En sortant de là, j’avais en tête cette comptine: "À la pêche aux moules, moules, moules, je n’veux plus y aller maman…". Remarquez, au moins je chantonnais; ce n’est donc pas si catastrophique que ça. Parfois, je sors d’un restaurant en pleurant tellement c’est triste et laid. J’évite de vous en parler trop souvent, je vous sais sensibles à la beauté des choses.
Cette maison fait partie du paysage outremontais depuis une vingtaine d’années. En été, la terrasse coin Bernard et Champagneur est particulièrement achalandée. Après deux visites ici, je me demande bien pourquoi. Une chose est claire toutefois, ce n’est certainement pas pour la cuisine. Affligeante.
Vous dire que La Moulerie prépare une mauvaise cuisine serait exagéré. Une bonne, ce serait un gros mensonge. Ennuyeuse semble assez approprié. Midi ou soir, la carte et le menu proposent un voyage gris et plat. Et distillent un ennui mortel.
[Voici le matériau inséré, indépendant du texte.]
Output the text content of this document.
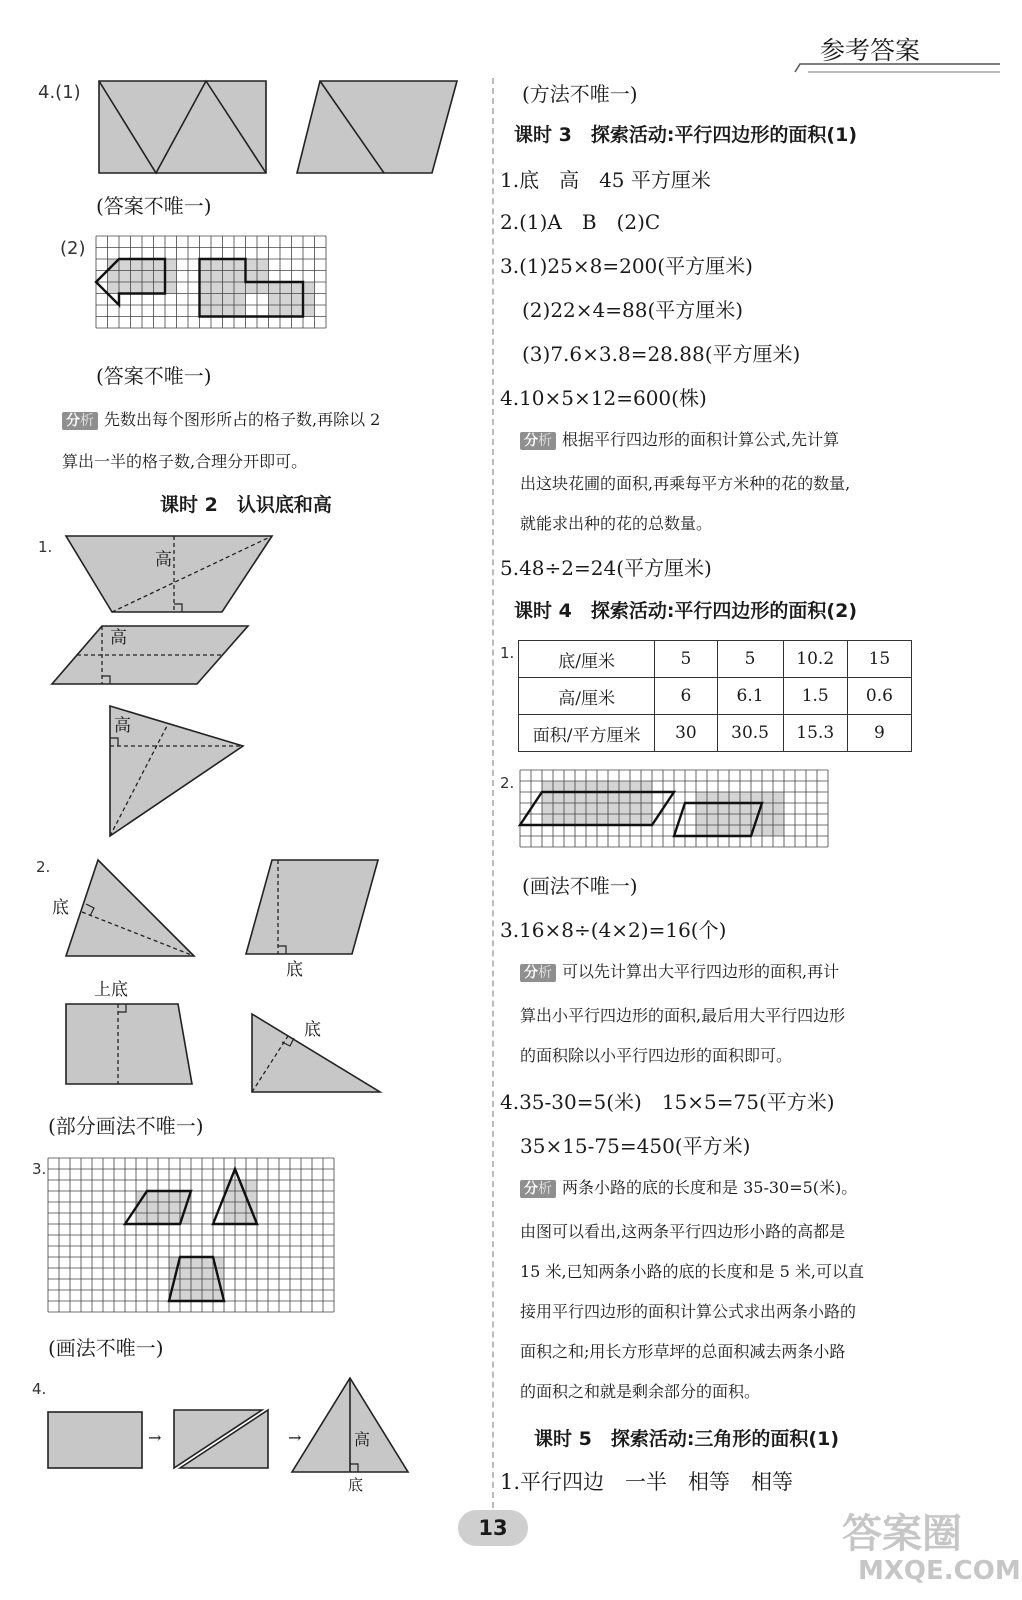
参考答案
4.(1)
(答案不唯一)
(2)
(答案不唯一)
分析 先数出每个图形所占的格子数,再除以 2
算出一半的格子数,合理分开即可。
课时 2　认识底和高
1.
高
高
高
2.
底
底
上底
底
(部分画法不唯一)
3.
(画法不唯一)
4.
→	→	高
底
(方法不唯一)
课时 3　探索活动:平行四边形的面积(1)
1.底　高　45 平方厘米
2.(1)A　B　(2)C
3.(1)25×8=200(平方厘米)
(2)22×4=88(平方厘米)
(3)7.6×3.8=28.88(平方厘米)
4.10×5×12=600(株)
分析 根据平行四边形的面积计算公式,先计算
出这块花圃的面积,再乘每平方米种的花的数量,
就能求出种的花的总数量。
5.48÷2=24(平方厘米)
课时 4　探索活动:平行四边形的面积(2)
1.	底/厘米	5	5	10.2	15
高/厘米	6	6.1	1.5	0.6
面积/平方厘米	30	30.5	15.3	9
2.
(画法不唯一)
3.16×8÷(4×2)=16(个)
分析 可以先计算出大平行四边形的面积,再计
算出小平行四边形的面积,最后用大平行四边形
的面积除以小平行四边形的面积即可。
4.35-30=5(米)　15×5=75(平方米)
35×15-75=450(平方米)
分析 两条小路的底的长度和是 35-30=5(米)。
由图可以看出,这两条平行四边形小路的高都是
15 米,已知两条小路的底的长度和是 5 米,可以直
接用平行四边形的面积计算公式求出两条小路的
面积之和;用长方形草坪的总面积减去两条小路
的面积之和就是剩余部分的面积。
课时 5　探索活动:三角形的面积(1)
1.平行四边　一半　相等　相等
13	答案圈
MXQE.COM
Et cet ennui n’est pas seulement lié aux moules, supposées être la spécialité de la maison, les autres prestations ne brillant ni par leur prouesse technique ni par leur originalité.
Petit midi de semaine, l’accueil est fait avec courtoisie. À peine le verre d’eau déposé sur la table, il est remporté par la personne, qui a vu qu’il était sale. Louable vigilance. Quelques jours plus tard, en soirée, sur six verres sur notre table, quatre étaient mal lavés, portaient des traces de graisse, de doigt ou autres. La vigilance a ses limites. La limite de temps imposée, 45 minutes, sera respectée. Autre consolation, si l’on mange mal ici, au moins peut-on y manger vite.
Une petite crème de poireaux très acceptable, comme celle aux carottes prise en soirée. C’est toujours ça de pris. Ce sera à peu près tout ce qu’il y aura dans la colonne des points positifs en cuisine pour cette adresse. Sur deux repas, il faut quand même le faire. Le spécial, ce jour-là, annonçait "Moules au gingembre". Une quarantaine de moules plus tard, je cherchais vainement le gingembre. Le goût très particulier de ce beau bulbe n’a pourtant pas pu être couvert par les frites, fades et tièdes, servies en accompagnement. Ni par le ramequin de mayonnaise commerciale, tout aussi insignifiante.
Service gauche et café très dilué concluent ce passage sur l’heure du midi. La perspective de revenir souper ici me remplit de tristesse. Tout autant que celle de devoir y amener ma famille. Et de vous en parler après.
Plus tard dans la semaine, les moules à la thaïlandaise (gingembre, citronnelle, oignons et lait de coco) déclenchent les mêmes bâillements autour de la table. Et les bouchées de saumon fumé qui accompagnent les moules à la gaspésienne ne font rien pour rattraper la soirée. Les deux plats se disputent le premier prix de l’insipidité. Et arrivent ex æquo.
Que vous dire de ce contre-filet à la grille? Que la cuisson "bleue" demandée s’était perdue en route entre la table et la cuisine ou quelque part ailleurs et qu’il arriva "à point". Qu’il était nettement plus "contre" que "filet". Que la grille en question était peut-être passée par là, mais longtemps avant que l’assiette arrive devant moi, car la chose était tiède et inodore. Que les légumes d’accompagnement, un demi bok choï et des carottes ramollies, étaient glauques.
Que vous dire de ce mesclun au chèvre chaud, noyé dans une vinaigrette aillée à outrance? Ou de ce steak hambourgeois, exagérément salé et nappé d’une sauce aigrelette? Ou de cette crème caramel, miroir parfait de la lassitude qui commençait à s’emparer de moi et de mes convives?
Les garçons s’activent suffisamment pour masquer leurs erreurs, plat oublié ou autres. En attendant l’addition – pas si légère que ça, 19,95 $ pour 40 moules, ça fait cher du mollusque, surtout quand il est piteusement apprêté -, on a le loisir de constater que le décor des premiers jours a vieilli. Je veux dire mal vieilli. Il y a pourtant du monde et l’ambiance est plutôt détendue. Sauf à ma table où je fulmine en pensant que je perds mon temps. Ma seule consolation étant, en pareilles circonstances, de savoir que je pourrai peut-être vous éviter de perdre le vôtre.
La Moulerie
1249, avenue Bernard Ouest
(514) 273-8132
Ouvert midi et soir, du lundi au dimanche. À midi, une vingtaine de dollars par personne, avant boissons, taxes et service. En soirée, doublez si vous élaborez un peu. Triplez si vous tombez dans la totale, entrée, plat principal et dessert. Ce qui reste votre choix; moi, j’étais obligé. Et je vous aurai prévenus.